Lanzhou is known for it place in the Silk Road where caravans from the West met the Yellow River that was used for moving themselves and exchanging goods. Today, I travel to the areas of Bingling Si Caves, accessible by boat to visit 183 Buddist grottos carved into the Yellow River canyon walls.

While I have some Internet access, here are some highlights from the last few days.


Great Wall of China

Internet is slowing…not sure how long I have…

(all rights reserved, copyright 2017. To copy or re-produce photography and/or writings, written permission from Lesley Lababidi)P1000757

All Photographs and text are under international copyright laws. No re-use without the written permission of Lesley Lababidi 2023.

13 thoughts on “Liu Yunjiang, the Cricket Man

  1. As usual you are painting a magnificent picture of your journey. I was daunted by the prospect of all you are planning to do, but when you write about it, you sound relaxed and totally in charge. Even the lack of internet, being a challenge, you will overcome. We are enjoying your trip with you, and look forward to the wonderful stories and pictures as you travel the Silk Road. Thank you for sharing with us.

  2. Along the past days, I ve been checking your blog more than 3 time a day, anxious to make sure you are ok and enjoying your life dream! Really thanks a lot for sharing ! Stay safe and enjoy to the maximum!

    • Hamduallah, all is going well. I am traveling by rail and car and though there is data on the sim, the Internet does not support google, etc , plus Internet is very slow. Thanks so much for following me.

  3. Excellent insight! It’s also interesting to see how much China has evolved in the past couple of decades.
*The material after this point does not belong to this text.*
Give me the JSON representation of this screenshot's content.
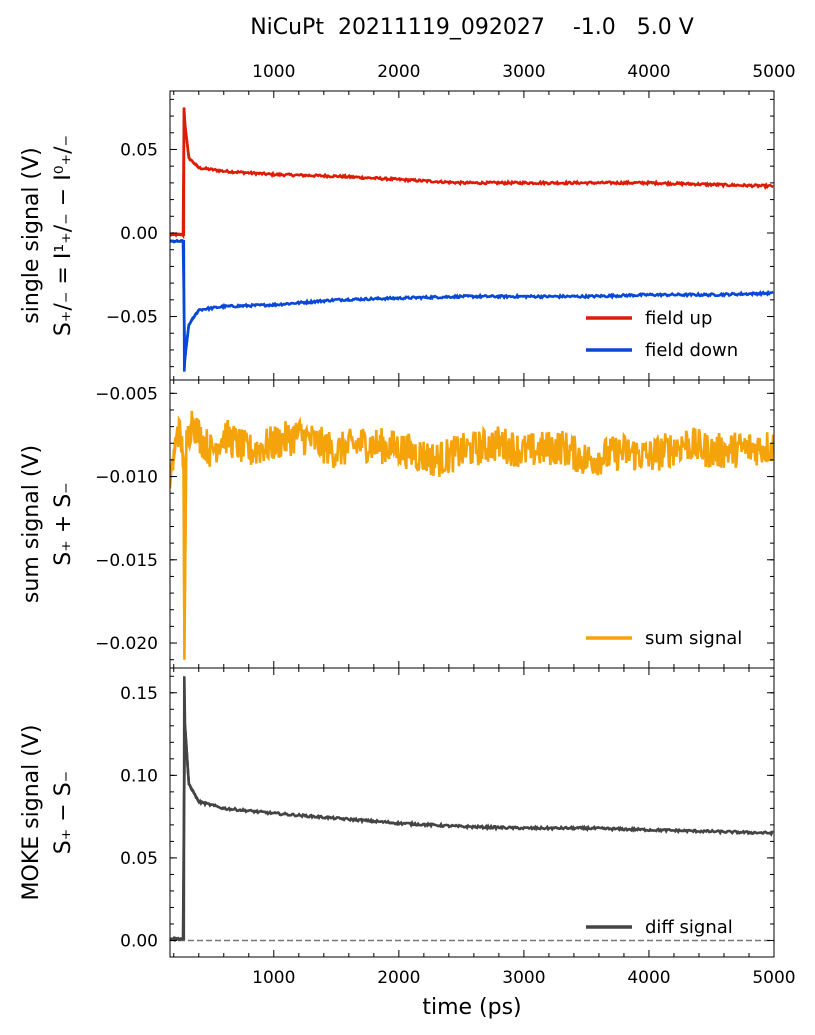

And where communism has failed in many other countries, it’s succeeded in China, but I think China is not fully communist- in terms of politics, it is communist, while in the economical aspect it’s more like capitalism.

  4. It is quite a new experience. There is an adage, in Hausa language, which says, “Allah daya gari banban” (One God, but different worlds). In Nigeria, and in other parts of the world, crickets are destroyed using insecticides, not knowing that they can make one rich! I would love to watch the cricket-game. We have them in abundance in Nigeria, i shall try this game, or train them for sale. The Great Wall is wonderful! Nice and educative post, Lesley.

    • Na godi ! Thank you for sharing the thoughtful saying. I am always looking for connections of people and culture and your adage encompasses why it is important to travel and understand. Thank you , L.

  5. Amazing. How’s the chop? Is it Chinese all the way?
    Cricket fighting? Didn’t know it was even possible.
    If 99% of the tourists are Chinese, does that mean you stick out?